A determinadas horas caminaba hasta la botica, donde el médico atendía y extendía unas recetas dignas de las tumbas egipcias. Por arte y magia de Birlibirloque, de la Madre Matiana o de San Judas el Petatero, a pesar de apenas cursar la primaria, me era dable la interpretación de los jeroglíficos.
Eso me calificó para que en tanto el doctor Maldonado seguía atendiendo enfermos, entre el mostrador y el enorme aparador donde brillaban los albos recipientes de porcelana donde un letrero garigoleado y una reproducción de una planta, ilustraba el contenido.
Cuidadosamente, con unas pincitas, tomaba las pesas casi microscópicas, colocaba en uno de los platillos de la balanza el papel encerado y luego las cantidades previstas en la receta.
Uno tras otro se sumaban los elementos medicinales y después se vertían a una botella con agua muy pura. El punto final, la posología:
Con la letra más clara posible y con plumilla y manguillo, anotaba las indicaciones, una cucharada cada equis horas por zeta número de días. Observar cambios y mejorías y volver al consultorio.
No existía la medicina como hoy, así que cada médico hacía su combinación de elementos, casi en totalidad vegetales y formulaba las dosis.
Para llegar a Puruándiro se trepaba uno en camiones de pasajeros totalmente de madera, con bancas laterales y el centro libre para colocar toda suerte de productos.
En la frecuente situación de transportar animales, los amarraban y los colocaban en el techo del camión. Si gallinas, enjauladas, si marranos, pequeños becerros, chivos o borregos, amarrados con las cuatro patas, juntas y tumbados.
El recorrido de varias horas que actualmente sólo lleva entre dos y tres horas, era intransitable en tiempo de lluvias. Todo el sendero era de tierra muy roja y resbalosa con simple humedad. Tierra charandosa que pintaba igual el agua de riachuelos y arroyos.
Anualmente el pueblo tiene una celebración religiosa que comparten con sus muy cercanos vecinos de Villachuato. El acto central es la procesión, la virgen en andas que recorre de punta a punta la población. Un par de horas.
Entre las familias más prominentes de ambos pueblos había una disputa con varias víctimas fatales. El cura del lugar, inspirado por efluvios celestiales decidió terminar para siempre con tales odios.
Convocó a los primogénitos de cada una de las casas en disputa. Tras un rollo que le sugirió algún ente divino, los convenció de acompañar la marcha de la efigie sagrada, protagonizando la lucha del bien y del mal.
Uno sería un ser surgido de los antros infernales y el otro encarnaría al descendido de las alturas celestiales.
Llegó el festejo, que presenciábamos en la puerta de la botica, dos callejuelas previas al arribo a donde depositarían a la santa.
Al cura, sagrado varón al que le fueron negadas las luces de la inteligencia, nunca le pasó por la mente el peligro de los machetes en las manos del ángel y del demonio.
Exactamente afuera de la botica, el ángel le dio un planazo al diablo que respondió igual. El siguiente golpe fue con filo, pero más hábil en el manejo del arma, en tres movimientos el ángel se fue al demonio.
O la realidad se impuso y ganaron las fuerzas oscuras que salieron pitando hacia el cerro. Se organizaron dos grupos, unos buscando al ente del averno, y otro para impedir su captura o ejecución.
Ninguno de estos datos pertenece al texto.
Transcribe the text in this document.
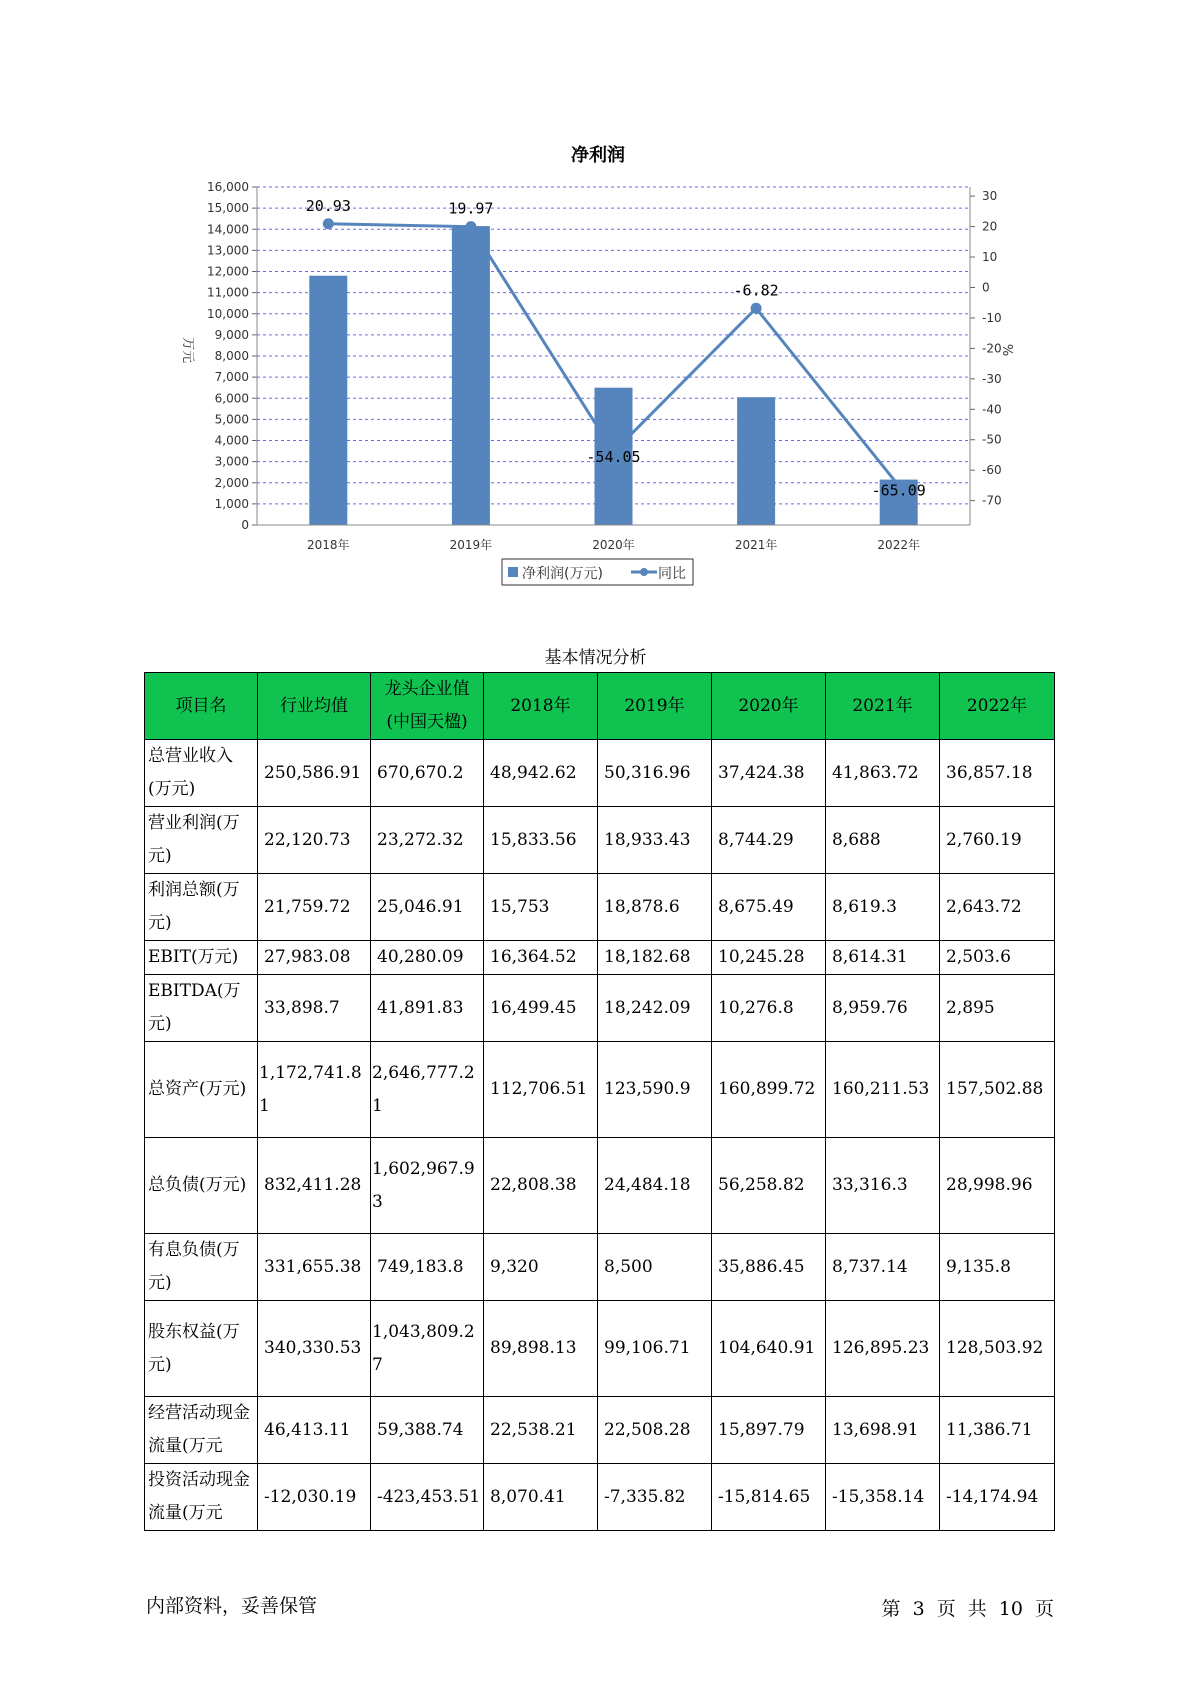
净利润
0
1,000
2,000
3,000
4,000
5,000
6,000
7,000
8,000
9,000
10,000
11,000
12,000
13,000
14,000
15,000
16,000
30
20
10
0
-10
-20
-30
-40
-50
-60
-70
2018年	2019年	2020年	2021年	2022年
20.93	19.97
-54.05
-6.82
-65.09
万元	%
净利润(万元)	同比
基本情况分析
项目名	行业均值	龙头企业值(中国天楹)	2018年	2019年	2020年	2021年	2022年
总营业收入(万元)	250,586.91	670,670.2	48,942.62	50,316.96	37,424.38	41,863.72	36,857.18
营业利润(万元)	22,120.73	23,272.32	15,833.56	18,933.43	8,744.29	8,688	2,760.19
利润总额(万元)	21,759.72	25,046.91	15,753	18,878.6	8,675.49	8,619.3	2,643.72
EBIT(万元)	27,983.08	40,280.09	16,364.52	18,182.68	10,245.28	8,614.31	2,503.6
EBITDA(万元)	33,898.7	41,891.83	16,499.45	18,242.09	10,276.8	8,959.76	2,895
总资产(万元)	1,172,741.81	2,646,777.21	112,706.51	123,590.9	160,899.72	160,211.53	157,502.88
总负债(万元)	832,411.28	1,602,967.93	22,808.38	24,484.18	56,258.82	33,316.3	28,998.96
有息负债(万元)	331,655.38	749,183.8	9,320	8,500	35,886.45	8,737.14	9,135.8
股东权益(万元)	340,330.53	1,043,809.27	89,898.13	99,106.71	104,640.91	126,895.23	128,503.92
经营活动现金流量(万元	46,413.11	59,388.74	22,538.21	22,508.28	15,897.79	13,698.91	11,386.71
投资活动现金流量(万元	-12,030.19	-423,453.51	8,070.41	-7,335.82	-15,814.65	-15,358.14	-14,174.94
内部资料，妥善保管	第 3 页 共 10 页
El cura desapareció varios días, se afirma que haciendo penitencia por el alma de los jóvenes, aunque hubo malévolos que aseguran que lo hizo por miedo a la furia de las dos familias.
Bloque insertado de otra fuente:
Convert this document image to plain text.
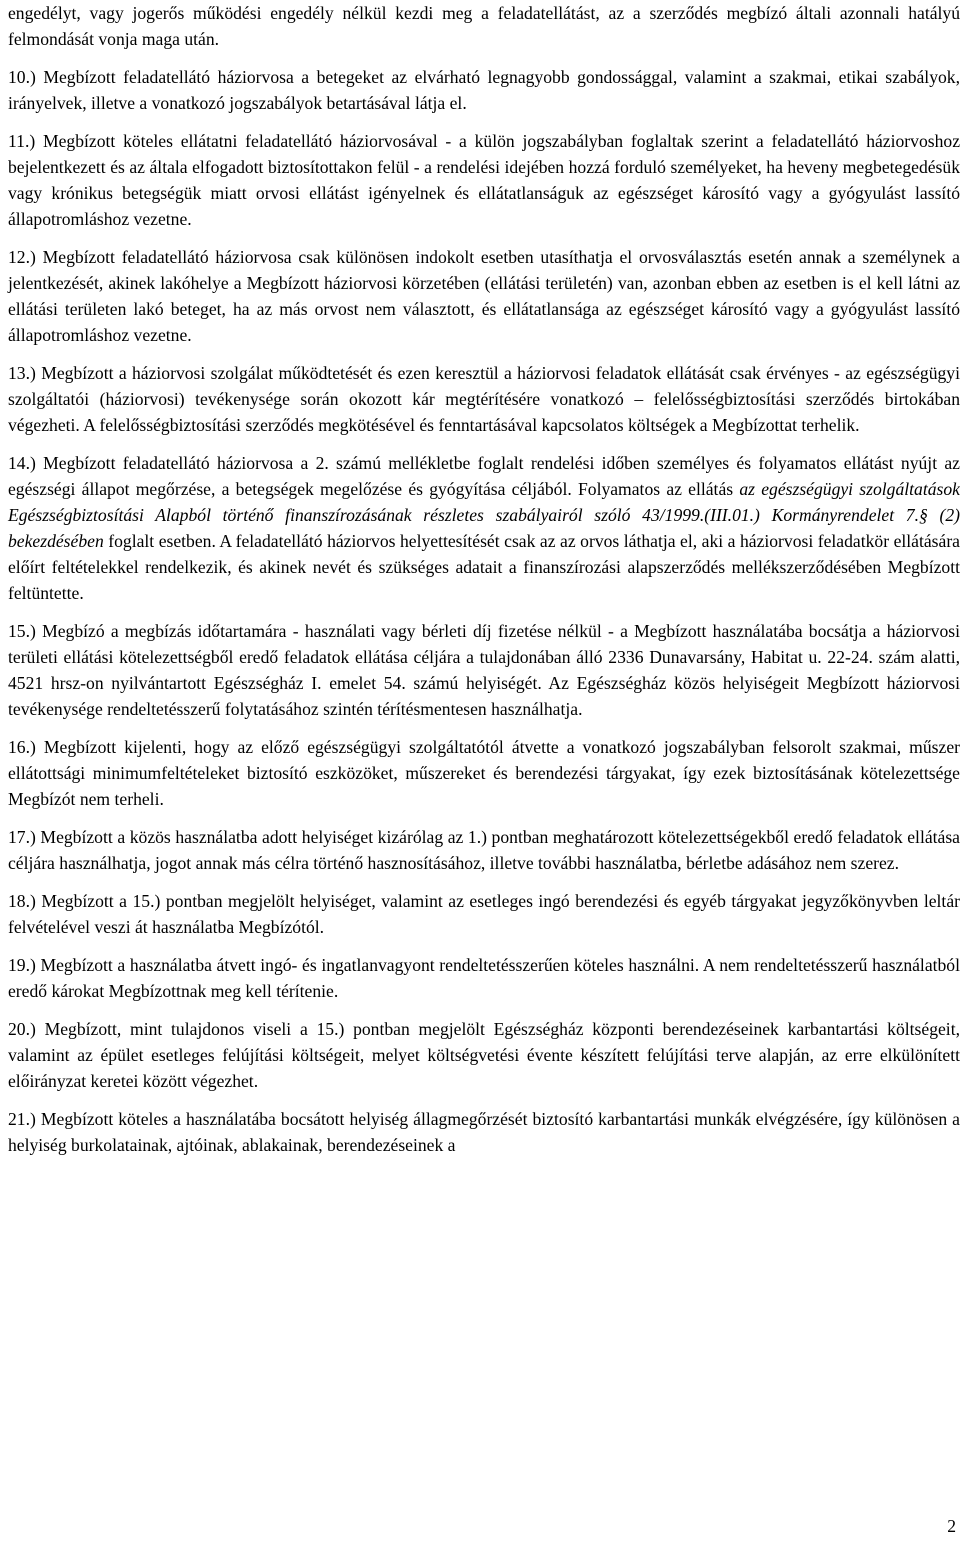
engedélyt, vagy jogerős működési engedély nélkül kezdi meg a feladatellátást, az a szerződés megbízó általi azonnali hatályú felmondását vonja maga után.

10.) Megbízott feladatellátó háziorvosa a betegeket az elvárható legnagyobb gondossággal, valamint a szakmai, etikai szabályok, irányelvek, illetve a vonatkozó jogszabályok betartásával látja el.

11.) Megbízott köteles ellátatni feladatellátó háziorvosával - a külön jogszabályban foglaltak szerint a feladatellátó háziorvoshoz bejelentkezett és az általa elfogadott biztosítottakon felül - a rendelési idejében hozzá forduló személyeket, ha heveny megbetegedésük vagy krónikus betegségük miatt orvosi ellátást igényelnek és ellátatlanságuk az egészséget károsító vagy a gyógyulást lassító állapotromláshoz vezetne.

12.) Megbízott feladatellátó háziorvosa csak különösen indokolt esetben utasíthatja el orvosválasztás esetén annak a személynek a jelentkezését, akinek lakóhelye a Megbízott háziorvosi körzetében (ellátási területén) van, azonban ebben az esetben is el kell látni az ellátási területen lakó beteget, ha az más orvost nem választott, és ellátatlansága az egészséget károsító vagy a gyógyulást lassító állapotromláshoz vezetne.

13.) Megbízott a háziorvosi szolgálat működtetését és ezen keresztül a háziorvosi feladatok ellátását csak érvényes - az egészségügyi szolgáltatói (háziorvosi) tevékenysége során okozott kár megtérítésére vonatkozó – felelősségbiztosítási szerződés birtokában végezheti. A felelősségbiztosítási szerződés megkötésével és fenntartásával kapcsolatos költségek a Megbízottat terhelik.

14.) Megbízott feladatellátó háziorvosa a 2. számú mellékletbe foglalt rendelési időben személyes és folyamatos ellátást nyújt az egészségi állapot megőrzése, a betegségek megelőzése és gyógyítása céljából. Folyamatos az ellátás az egészségügyi szolgáltatások Egészségbiztosítási Alapból történő finanszírozásának részletes szabályairól szóló 43/1999.(III.01.) Kormányrendelet 7.§ (2) bekezdésében foglalt esetben. A feladatellátó háziorvos helyettesítését csak az az orvos láthatja el, aki a háziorvosi feladatkör ellátására előírt feltételekkel rendelkezik, és akinek nevét és szükséges adatait a finanszírozási alapszerződés mellékszerződésében Megbízott feltüntette.

15.) Megbízó a megbízás időtartamára - használati vagy bérleti díj fizetése nélkül - a Megbízott használatába bocsátja a háziorvosi területi ellátási kötelezettségből eredő feladatok ellátása céljára a tulajdonában álló 2336 Dunavarsány, Habitat u. 22-24. szám alatti, 4521 hrsz-on nyilvántartott Egészségház I. emelet 54. számú helyiségét. Az Egészségház közös helyiségeit Megbízott háziorvosi tevékenysége rendeltetésszerű folytatásához szintén térítésmentesen használhatja.

16.) Megbízott kijelenti, hogy az előző egészségügyi szolgáltatótól átvette a vonatkozó jogszabályban felsorolt szakmai, műszer ellátottsági minimumfeltételeket biztosító eszközöket, műszereket és berendezési tárgyakat, így ezek biztosításának kötelezettsége Megbízót nem terheli.

17.) Megbízott a közös használatba adott helyiséget kizárólag az 1.) pontban meghatározott kötelezettségekből eredő feladatok ellátása céljára használhatja, jogot annak más célra történő hasznosításához, illetve további használatba, bérletbe adásához nem szerez.

18.) Megbízott a 15.) pontban megjelölt helyiséget, valamint az esetleges ingó berendezési és egyéb tárgyakat jegyzőkönyvben leltár felvételével veszi át használatba Megbízótól.

19.) Megbízott a használatba átvett ingó- és ingatlanvagyont rendeltetésszerűen köteles használni. A nem rendeltetésszerű használatból eredő károkat Megbízottnak meg kell térítenie.

20.) Megbízott, mint tulajdonos viseli a 15.) pontban megjelölt Egészségház központi berendezéseinek karbantartási költségeit, valamint az épület esetleges felújítási költségeit, melyet költségvetési évente készített felújítási terve alapján, az erre elkülönített előirányzat keretei között végezhet.

21.) Megbízott köteles a használatába bocsátott helyiség állagmegőrzését biztosító karbantartási munkák elvégzésére, így különösen a helyiség burkolatainak, ajtóinak, ablakainak, berendezéseinek a

2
Apenas cayó al suelo el Mensajero del Señor y emprendido las de Villadiego, en este caso las de Villachuato el tenebroso ente, Maldonado ordenó que lo levantaran y lo llevaran a la mesa donde auscultaba.
Lo miró cuando le quitaron el baturrón divino y dictaminó: nada qué hacer éste ya se murió.
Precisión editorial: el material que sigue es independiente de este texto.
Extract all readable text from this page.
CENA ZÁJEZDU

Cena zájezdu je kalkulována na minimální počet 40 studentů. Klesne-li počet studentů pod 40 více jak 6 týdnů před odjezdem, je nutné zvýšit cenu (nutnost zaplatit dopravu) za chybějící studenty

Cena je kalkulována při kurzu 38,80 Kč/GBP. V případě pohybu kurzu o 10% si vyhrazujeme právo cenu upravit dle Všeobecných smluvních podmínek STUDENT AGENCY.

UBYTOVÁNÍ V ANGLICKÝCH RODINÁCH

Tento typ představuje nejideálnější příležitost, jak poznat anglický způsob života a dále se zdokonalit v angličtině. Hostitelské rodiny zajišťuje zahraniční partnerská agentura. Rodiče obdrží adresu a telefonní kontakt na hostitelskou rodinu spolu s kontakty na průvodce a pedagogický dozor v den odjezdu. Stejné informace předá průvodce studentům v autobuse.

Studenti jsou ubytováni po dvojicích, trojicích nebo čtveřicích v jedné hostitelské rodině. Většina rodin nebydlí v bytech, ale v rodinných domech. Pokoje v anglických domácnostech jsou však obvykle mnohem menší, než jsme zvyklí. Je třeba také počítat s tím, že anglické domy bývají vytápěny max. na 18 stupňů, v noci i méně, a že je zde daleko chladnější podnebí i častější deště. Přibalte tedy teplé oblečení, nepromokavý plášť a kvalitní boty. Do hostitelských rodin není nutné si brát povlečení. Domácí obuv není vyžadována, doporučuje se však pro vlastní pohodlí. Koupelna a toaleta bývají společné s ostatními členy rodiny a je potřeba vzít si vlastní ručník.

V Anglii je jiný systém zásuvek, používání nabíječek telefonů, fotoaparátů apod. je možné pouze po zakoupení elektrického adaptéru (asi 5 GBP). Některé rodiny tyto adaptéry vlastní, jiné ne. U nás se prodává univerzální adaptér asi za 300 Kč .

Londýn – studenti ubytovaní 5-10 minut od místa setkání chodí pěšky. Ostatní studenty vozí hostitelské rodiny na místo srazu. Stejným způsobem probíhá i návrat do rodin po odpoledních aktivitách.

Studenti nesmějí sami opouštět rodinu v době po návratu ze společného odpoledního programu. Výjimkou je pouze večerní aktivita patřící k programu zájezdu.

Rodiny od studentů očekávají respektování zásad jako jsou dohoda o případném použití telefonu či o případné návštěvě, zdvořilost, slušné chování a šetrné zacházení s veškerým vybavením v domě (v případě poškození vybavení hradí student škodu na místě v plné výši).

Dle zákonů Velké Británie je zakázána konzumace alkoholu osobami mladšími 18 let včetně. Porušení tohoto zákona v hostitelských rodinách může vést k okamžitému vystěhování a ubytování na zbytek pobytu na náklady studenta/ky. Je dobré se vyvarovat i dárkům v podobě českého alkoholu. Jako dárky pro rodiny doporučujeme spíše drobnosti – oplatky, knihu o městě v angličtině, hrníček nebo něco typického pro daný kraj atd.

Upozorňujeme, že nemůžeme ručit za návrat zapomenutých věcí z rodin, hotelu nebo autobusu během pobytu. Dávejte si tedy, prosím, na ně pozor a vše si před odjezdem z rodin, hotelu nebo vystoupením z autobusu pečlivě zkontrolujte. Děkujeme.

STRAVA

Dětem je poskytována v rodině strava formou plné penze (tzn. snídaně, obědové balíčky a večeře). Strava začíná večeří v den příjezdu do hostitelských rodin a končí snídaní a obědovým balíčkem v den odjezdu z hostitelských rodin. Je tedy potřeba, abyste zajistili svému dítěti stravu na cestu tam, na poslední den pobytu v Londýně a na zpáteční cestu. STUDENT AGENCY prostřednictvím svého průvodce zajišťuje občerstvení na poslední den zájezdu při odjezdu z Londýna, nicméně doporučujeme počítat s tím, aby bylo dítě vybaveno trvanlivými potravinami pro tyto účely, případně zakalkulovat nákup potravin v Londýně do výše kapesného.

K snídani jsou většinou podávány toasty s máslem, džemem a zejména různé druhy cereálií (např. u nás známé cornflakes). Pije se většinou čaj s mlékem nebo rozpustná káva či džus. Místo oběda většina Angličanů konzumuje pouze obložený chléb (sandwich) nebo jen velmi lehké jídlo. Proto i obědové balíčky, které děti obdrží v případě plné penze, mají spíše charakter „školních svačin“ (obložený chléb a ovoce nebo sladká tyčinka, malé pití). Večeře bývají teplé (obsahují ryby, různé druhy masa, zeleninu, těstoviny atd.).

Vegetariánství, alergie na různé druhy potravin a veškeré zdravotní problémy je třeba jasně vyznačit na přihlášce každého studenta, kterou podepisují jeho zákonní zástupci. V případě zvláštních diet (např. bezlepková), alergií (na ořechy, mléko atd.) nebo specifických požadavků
Del vientre plano del joven se levantaba un blancuzco globito. Por los lados podían percibirse sus intestinos u órganos parecidos.
Permanecimos allí hasta que las mujeres del clan perdedor se acordaron que tenían un petateado a su disposición.
Debió llegar de emergencia un sacerdote de otra parroquia para darle los santos óleos al muertito y para una misa de cuerpo presente.